The Police Ombudsman's On Call Senior Investigating Officer was informed about the incident and, in line with normal procedure following the discharge of a police firearm, launched an immediate investigation.
Investigators attended the scene and obtained statements from witnesses, and subsequently retrieved all relevant police documentation and recordings.
The statements of two officers who had witnessed the use of the Taser corroborated Officer A's account, as did the information downloaded from the weapon's electronic memory.
Police Ombudsman investigators also obtained copies of the telephone calls between Ambulance Control and Man A. It was clear from these recordings that Man A had a knife and was refusing to put it down. During the calls, Man A threatened to harm himself, as well as police when they arrived.

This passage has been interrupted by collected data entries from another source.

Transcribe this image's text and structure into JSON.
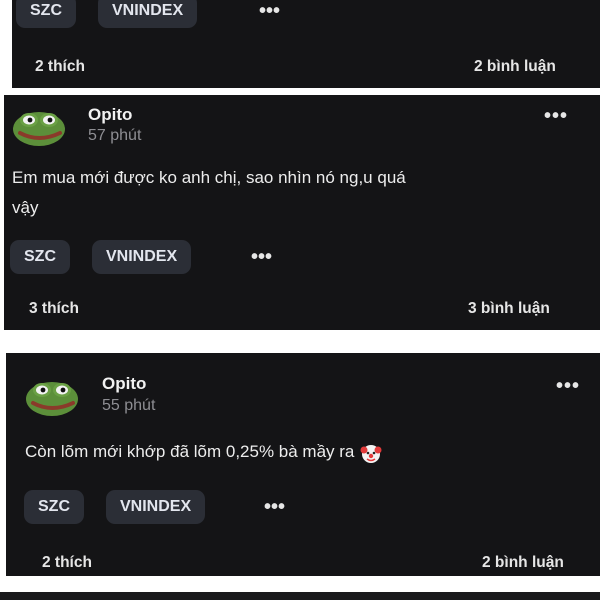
{
  "posts": [
    {
      "tags": [
        "SZC",
        "VNINDEX"
      ],
      "more_label": "•••",
      "likes": "2 thích",
      "comments": "2 bình luận"
    },
    {
      "author": "Opito",
      "time": "57 phút",
      "menu_label": "•••",
      "content_line1": "Em mua mới được ko anh chị, sao nhìn nó ng,u quá",
      "content_line2": "vậy",
      "tags": [
        "SZC",
        "VNINDEX"
      ],
      "more_label": "•••",
      "likes": "3 thích",
      "comments": "3 bình luận"
    },
    {
      "author": "Opito",
      "time": "55 phút",
      "menu_label": "•••",
      "content": "Còn lõm mới khớp đã lõm 0,25% bà mầy ra",
      "content_emoji": "clown-face-icon",
      "tags": [
        "SZC",
        "VNINDEX"
      ],
      "more_label": "•••",
      "likes": "2 thích",
      "comments": "2 bình luận"
    }
  ],
  "colors": {
    "card_bg": "#141416",
    "chip_bg": "#2b2e36",
    "time_text": "#8e8e93",
    "page_bg": "#ffffff"
  }
}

Accounts were also obtained from Woman A and ambulance personnel, none of whom saw the Taser discharge. Woman A, however, stated that her son had mental health issues.
Having considered the evidence Police Ombudsman, Mr Al Hutchinson concluded that the use of Taser had been justified, necessary and proportionate in the circumstances.
"The police officer who discharged the Taser believed that Man A posed a serious risk to both himself and police, " said Mr Hutchinson.
"Throughout the incident, the health and wellbeing of Man A and police officers was considered and preserved. Police followed all legal and procedural protocols," added Mr Hutchinson.